Open Neural Network Exchange or ONNX is an open standard format of machine learning models. Consider the following use cases:
  • Using complex media input such as text or image for similarity search
  • Perform text classification
  • Perform reranking

You need vector embedding of the media input to perform all the tasks mentioned above. ONNX pipeline models allows you to convert text and/or image models into ONNX format if they are not already in ONNX format, import the ONNX format models into Oracle Database, and generate embeddings from your data within the database. The ONNX format models imported to the database could be used for tasks such as search and classification.

Pretrained models are models that are already trained on a media data (text, image, etc.) and saved to a storage format for future use. Hugging Face is the most popular platform that hosts pretrained models typically created with PyTorch.

The Python package oml.utils contains three classes: ONNXPipeline, ONNXPipelineConfig, and MiningFunction. The package handles ONNX pipeline generation and export, while also incorporating the necessary pre- and post-processing steps.
  • ONNXPipeline : Allows you to import a pretrained model (Your own pretrained model or one of the supported models from Hugging Face)
  • ONNXPipelineConfig : Allows you to configure the attributes of pretrained model (Your own pretrained model or one of the supported models from Hugging Face)
  • MiningFunction: Allows you to choose from one of the following mining options:
    • EMBEDDING : Corresponds to text and image embedding
    • CLASSIFICATION : Corresponds to text classification
    • REGRESSION : Corresponds to re-ranking

WARNING:

EmbeddingModel and EmbeddingModelConfig are deprecated.
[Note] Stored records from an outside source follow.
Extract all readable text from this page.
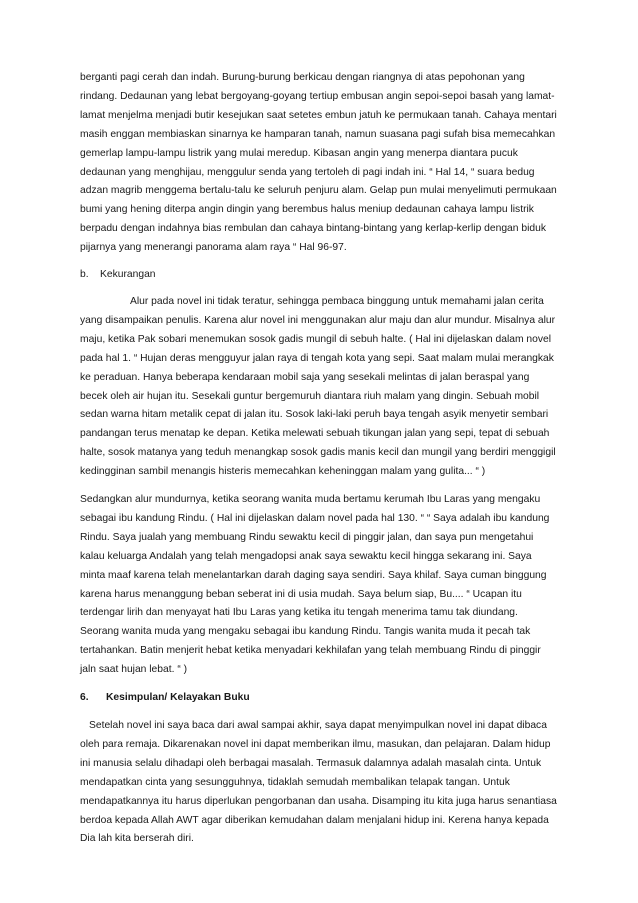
berganti pagi cerah dan indah. Burung-burung berkicau dengan riangnya di atas pepohonan yang rindang. Dedaunan yang lebat bergoyang-goyang tertiup embusan angin sepoi-sepoi basah yang lamat-lamat menjelma menjadi butir kesejukan saat setetes embun jatuh ke permukaan tanah. Cahaya mentari masih enggan membiaskan sinarnya ke hamparan tanah, namun suasana pagi sufah bisa memecahkan gemerlap lampu-lampu listrik yang mulai meredup. Kibasan angin yang menerpa diantara pucuk dedaunan yang menghijau, menggulur senda yang tertoleh di pagi indah ini. “ Hal 14, “ suara bedug adzan magrib menggema bertalu-talu ke seluruh penjuru alam. Gelap pun mulai menyelimuti permukaan bumi yang hening diterpa angin dingin yang berembus halus meniup dedaunan cahaya lampu listrik berpadu dengan indahnya bias rembulan dan cahaya bintang-bintang yang kerlap-kerlip dengan biduk pijarnya yang menerangi panorama alam raya “ Hal 96-97.

b.	Kekurangan

Alur pada novel ini tidak teratur, sehingga pembaca binggung untuk memahami jalan cerita yang disampaikan penulis. Karena alur novel ini menggunakan alur maju dan alur mundur. Misalnya alur maju, ketika Pak sobari menemukan sosok gadis mungil di sebuh halte. ( Hal ini dijelaskan dalam novel pada hal 1. “ Hujan deras mengguyur jalan raya di tengah kota yang sepi. Saat malam mulai merangkak ke peraduan. Hanya beberapa kendaraan mobil saja yang sesekali melintas di jalan beraspal yang becek oleh air hujan itu. Sesekali guntur bergemuruh diantara riuh malam yang dingin. Sebuah mobil sedan warna hitam metalik cepat di jalan itu. Sosok laki-laki peruh baya tengah asyik menyetir sembari pandangan terus menatap ke depan. Ketika melewati sebuah tikungan jalan yang sepi, tepat di sebuah halte, sosok matanya yang teduh menangkap sosok gadis manis kecil dan mungil yang berdiri menggigil kedingginan sambil menangis histeris memecahkan keheninggan malam yang gulita... “ )

Sedangkan alur mundurnya, ketika seorang wanita muda bertamu kerumah Ibu Laras yang mengaku sebagai ibu kandung Rindu. ( Hal ini dijelaskan dalam novel pada hal 130. “ “ Saya adalah ibu kandung Rindu. Saya jualah yang membuang Rindu sewaktu kecil di pinggir jalan, dan saya pun mengetahui kalau keluarga Andalah yang telah mengadopsi anak saya sewaktu kecil hingga sekarang ini. Saya minta maaf karena telah menelantarkan darah daging saya sendiri. Saya khilaf. Saya cuman binggung karena harus menanggung beban seberat ini di usia mudah. Saya belum siap, Bu.... “ Ucapan itu terdengar lirih dan menyayat hati Ibu Laras yang ketika itu tengah menerima tamu tak diundang. Seorang wanita muda yang mengaku sebagai ibu kandung Rindu. Tangis wanita muda it pecah tak tertahankan. Batin menjerit hebat ketika menyadari kekhilafan yang telah membuang Rindu di pinggir jaln saat hujan lebat. “ )

6.	Kesimpulan/ Kelayakan Buku

Setelah novel ini saya baca dari awal sampai akhir, saya dapat menyimpulkan novel ini dapat dibaca oleh para remaja. Dikarenakan novel ini dapat memberikan ilmu, masukan, dan pelajaran. Dalam hidup ini manusia selalu dihadapi oleh berbagai masalah. Termasuk dalamnya adalah masalah cinta. Untuk mendapatkan cinta yang sesungguhnya, tidaklah semudah membalikan telapak tangan. Untuk mendapatkannya itu harus diperlukan pengorbanan dan usaha. Disamping itu kita juga harus senantiasa berdoa kepada Allah AWT agar diberikan kemudahan dalam menjalani hidup ini. Kerena hanya kepada Dia lah kita berserah diri.
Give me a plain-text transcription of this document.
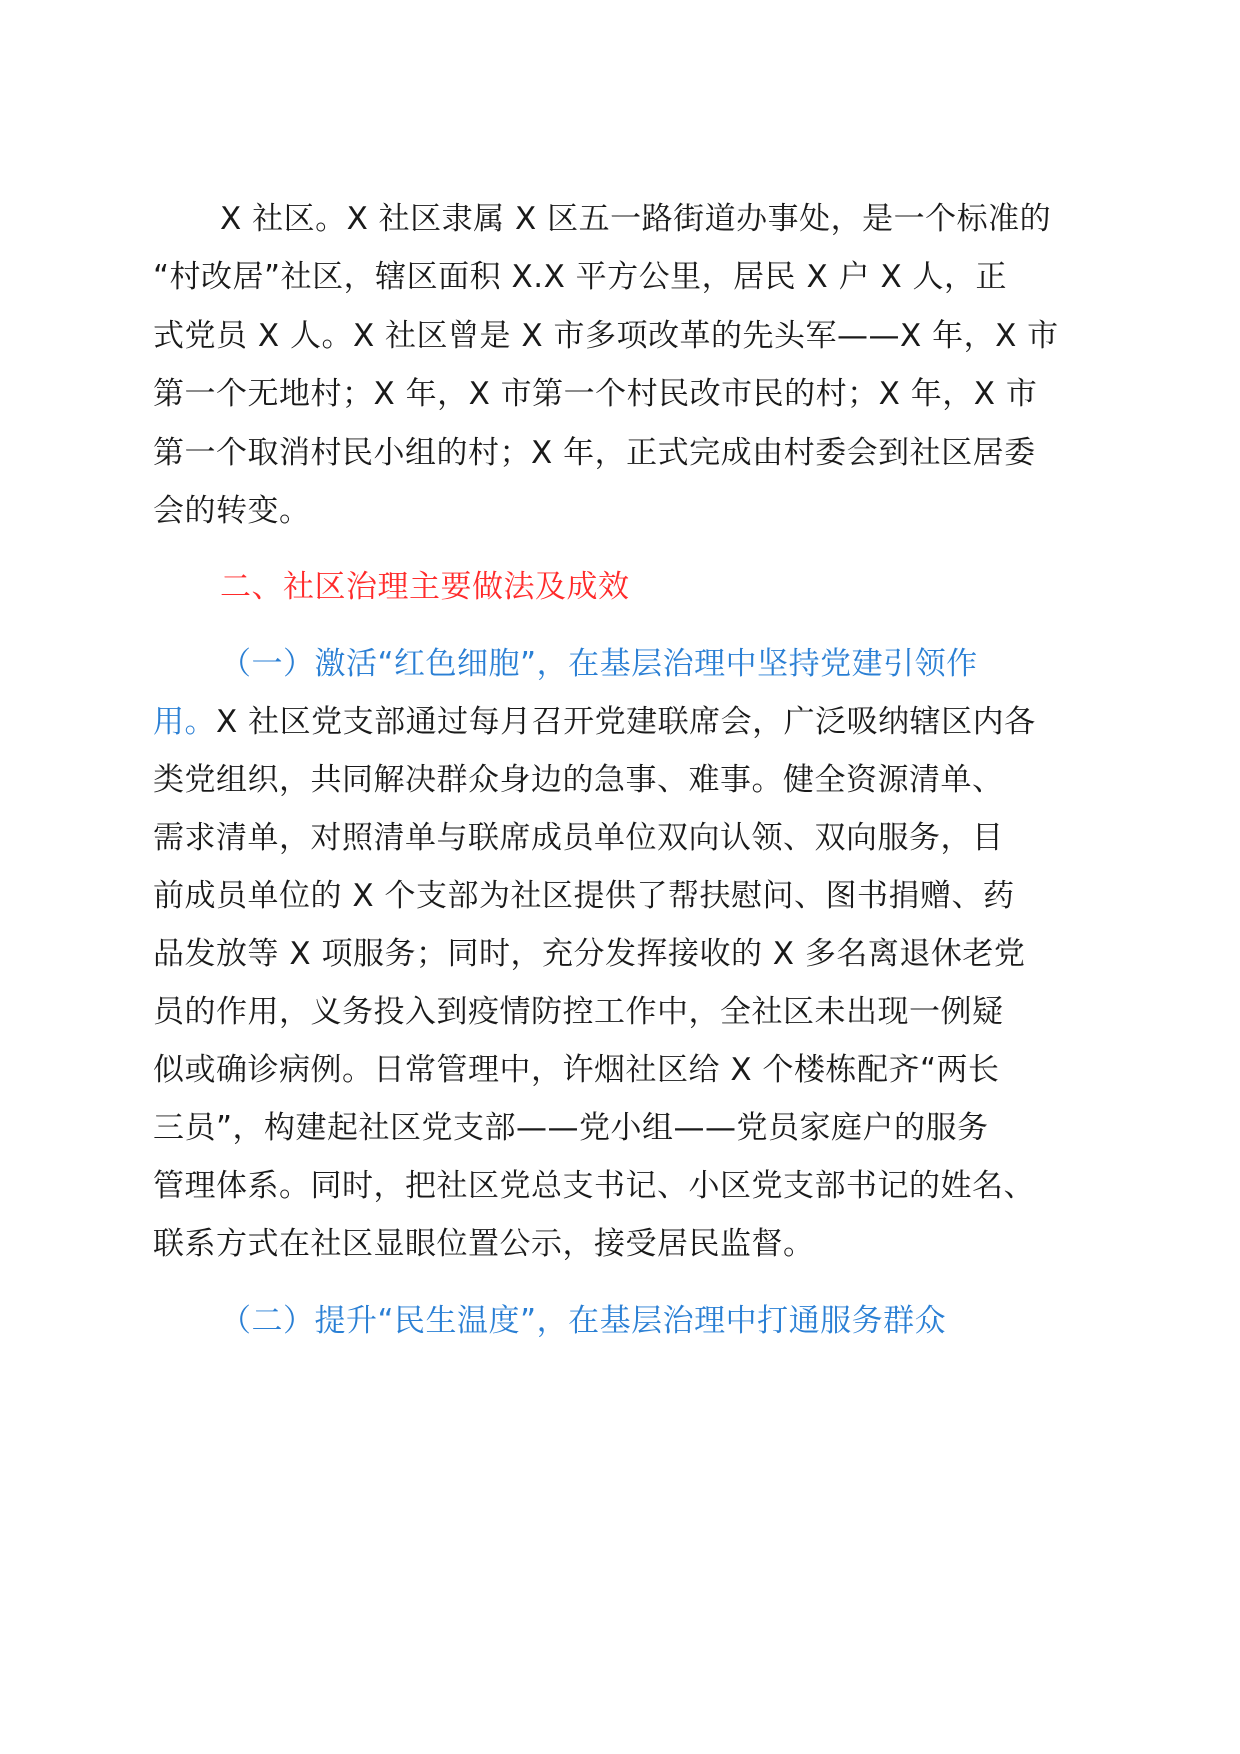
X 社区。X 社区隶属 X 区五一路街道办事处，是一个标准的
“村改居”社区，辖区面积 X.X 平方公里，居民 X 户 X 人，正
式党员 X 人。X 社区曾是 X 市多项改革的先头军——X 年，X 市
第一个无地村；X 年，X 市第一个村民改市民的村；X 年，X 市
第一个取消村民小组的村；X 年，正式完成由村委会到社区居委
会的转变。
二、社区治理主要做法及成效
（一）激活“红色细胞”，在基层治理中坚持党建引领作
用。X 社区党支部通过每月召开党建联席会，广泛吸纳辖区内各
类党组织，共同解决群众身边的急事、难事。健全资源清单、
需求清单，对照清单与联席成员单位双向认领、双向服务，目
前成员单位的 X 个支部为社区提供了帮扶慰问、图书捐赠、药
品发放等 X 项服务；同时，充分发挥接收的 X 多名离退休老党
员的作用，义务投入到疫情防控工作中，全社区未出现一例疑
似或确诊病例。日常管理中，许烟社区给 X 个楼栋配齐“两长
三员”，构建起社区党支部——党小组——党员家庭户的服务
管理体系。同时，把社区党总支书记、小区党支部书记的姓名、
联系方式在社区显眼位置公示，接受居民监督。
（二）提升“民生温度”，在基层治理中打通服务群众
Instead, please use ONNXPipeline and ONNXPipelineConfig respectively. The details of the deprecated classes can be found in Python Classes to Convert Pretrained Models to ONNX Models (Deprecated). If a you choose to use a deprecated class, a warning message will be shown indicating that the classes will be removed in the future and advising the user to switch to the new class.

The ONNX pipeline models are available for text embedding, image embedding, multi-modal embedding, text classification and re-ranking.